Make sure you have read and understood what 0-1 Knapsack Problem is before moving on with this question.
No, using a greedy strategy with the greedy parameter being the value per unit weight of the items does not always yield an optimal solution for the 0-1 knapsack problem. The 0-1 knapsack problem is a classic optimization problem where a knapsack has a fixed capacity, and you need to select items with the maximum total value without exceeding this capacity.
While the greedy strategy based on value per unit weight seems intuitive, it can lead to suboptimal solutions in certain cases. Consider a scenario where you have two items: Item A with a high value but also high weight, and Item B with a slightly lower value but much lower weight. If the capacity of the knapsack is such that you can only choose one item, the greedy strategy might choose Item A due to its higher value per unit weight. However, the optimal solution might be to choose Item B because it allows fitting more value within the capacity constraint.

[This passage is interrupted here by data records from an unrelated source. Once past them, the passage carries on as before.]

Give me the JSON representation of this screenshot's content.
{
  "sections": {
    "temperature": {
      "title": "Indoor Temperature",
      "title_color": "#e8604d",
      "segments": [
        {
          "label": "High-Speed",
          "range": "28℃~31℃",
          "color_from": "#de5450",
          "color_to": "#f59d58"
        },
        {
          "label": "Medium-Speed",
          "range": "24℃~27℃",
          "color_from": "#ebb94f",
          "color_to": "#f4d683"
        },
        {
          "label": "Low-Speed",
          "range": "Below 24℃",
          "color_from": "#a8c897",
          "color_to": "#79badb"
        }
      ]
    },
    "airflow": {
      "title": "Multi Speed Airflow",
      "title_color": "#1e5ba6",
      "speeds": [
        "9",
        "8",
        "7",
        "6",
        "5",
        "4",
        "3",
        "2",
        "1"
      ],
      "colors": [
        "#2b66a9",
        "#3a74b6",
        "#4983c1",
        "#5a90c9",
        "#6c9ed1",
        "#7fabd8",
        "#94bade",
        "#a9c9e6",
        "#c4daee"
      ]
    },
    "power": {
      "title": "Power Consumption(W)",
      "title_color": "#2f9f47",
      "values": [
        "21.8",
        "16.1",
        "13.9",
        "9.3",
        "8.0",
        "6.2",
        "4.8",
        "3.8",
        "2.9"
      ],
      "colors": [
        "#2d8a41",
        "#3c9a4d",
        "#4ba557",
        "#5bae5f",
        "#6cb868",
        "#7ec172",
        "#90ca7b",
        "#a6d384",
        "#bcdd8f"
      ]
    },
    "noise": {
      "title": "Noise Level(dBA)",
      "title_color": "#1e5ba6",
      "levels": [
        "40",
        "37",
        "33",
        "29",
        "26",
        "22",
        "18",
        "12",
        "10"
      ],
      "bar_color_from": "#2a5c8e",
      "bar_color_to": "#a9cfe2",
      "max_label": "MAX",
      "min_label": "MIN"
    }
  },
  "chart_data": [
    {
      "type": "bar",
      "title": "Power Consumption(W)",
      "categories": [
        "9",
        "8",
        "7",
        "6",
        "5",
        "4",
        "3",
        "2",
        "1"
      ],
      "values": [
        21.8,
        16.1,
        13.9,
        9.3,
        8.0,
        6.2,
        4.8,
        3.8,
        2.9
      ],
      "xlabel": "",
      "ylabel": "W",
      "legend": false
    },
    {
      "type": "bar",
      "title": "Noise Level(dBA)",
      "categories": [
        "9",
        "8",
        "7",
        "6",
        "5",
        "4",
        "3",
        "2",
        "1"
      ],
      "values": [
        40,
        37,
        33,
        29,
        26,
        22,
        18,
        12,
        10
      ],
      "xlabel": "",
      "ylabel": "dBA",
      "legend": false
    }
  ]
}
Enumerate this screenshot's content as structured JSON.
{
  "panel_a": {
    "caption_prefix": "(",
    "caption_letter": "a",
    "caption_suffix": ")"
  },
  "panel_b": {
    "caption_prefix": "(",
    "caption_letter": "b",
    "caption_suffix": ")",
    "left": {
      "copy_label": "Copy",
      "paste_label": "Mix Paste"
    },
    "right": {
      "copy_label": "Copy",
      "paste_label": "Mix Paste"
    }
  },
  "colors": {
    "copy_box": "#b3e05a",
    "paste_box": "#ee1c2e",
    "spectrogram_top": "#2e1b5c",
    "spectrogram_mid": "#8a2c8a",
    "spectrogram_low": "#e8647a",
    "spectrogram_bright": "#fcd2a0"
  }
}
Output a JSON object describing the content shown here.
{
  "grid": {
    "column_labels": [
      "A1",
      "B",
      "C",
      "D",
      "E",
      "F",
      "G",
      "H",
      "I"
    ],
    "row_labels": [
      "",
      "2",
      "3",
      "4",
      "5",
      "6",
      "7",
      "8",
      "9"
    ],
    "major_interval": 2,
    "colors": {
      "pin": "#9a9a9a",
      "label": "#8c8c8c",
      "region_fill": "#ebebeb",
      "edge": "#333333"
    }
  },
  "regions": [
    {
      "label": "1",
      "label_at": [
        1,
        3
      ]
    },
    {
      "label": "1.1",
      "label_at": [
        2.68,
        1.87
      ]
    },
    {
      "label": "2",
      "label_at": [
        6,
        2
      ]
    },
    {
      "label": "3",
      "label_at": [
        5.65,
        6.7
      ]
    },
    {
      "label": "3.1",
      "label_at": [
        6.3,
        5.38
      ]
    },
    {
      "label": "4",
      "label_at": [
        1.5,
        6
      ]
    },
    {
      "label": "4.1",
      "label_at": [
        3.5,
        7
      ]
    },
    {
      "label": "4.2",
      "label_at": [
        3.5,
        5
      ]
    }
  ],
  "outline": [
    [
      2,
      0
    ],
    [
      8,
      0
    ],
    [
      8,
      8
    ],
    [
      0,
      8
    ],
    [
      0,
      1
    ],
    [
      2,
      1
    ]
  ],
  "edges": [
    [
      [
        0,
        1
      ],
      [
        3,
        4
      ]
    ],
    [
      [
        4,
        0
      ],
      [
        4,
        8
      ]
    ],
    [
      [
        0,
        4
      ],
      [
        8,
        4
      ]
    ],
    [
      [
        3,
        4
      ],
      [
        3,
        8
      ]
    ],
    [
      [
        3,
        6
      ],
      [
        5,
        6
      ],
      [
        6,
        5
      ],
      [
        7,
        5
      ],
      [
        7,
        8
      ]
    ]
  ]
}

In essence, the greedy strategy based solely on value per unit weight doesn't consider the interplay between items and the overall capacity constraint. It can overlook combinations of items that collectively offer higher value within the capacity constraint. To guarantee an optimal solution for the 0-1 knapsack problem, dynamic programming algorithms, which consider all possible combinations of items and their weights, are commonly employed. These algorithms ensure finding the globally optimal solution by systematically exploring all possibilities rather than making locally optimal choices at each step.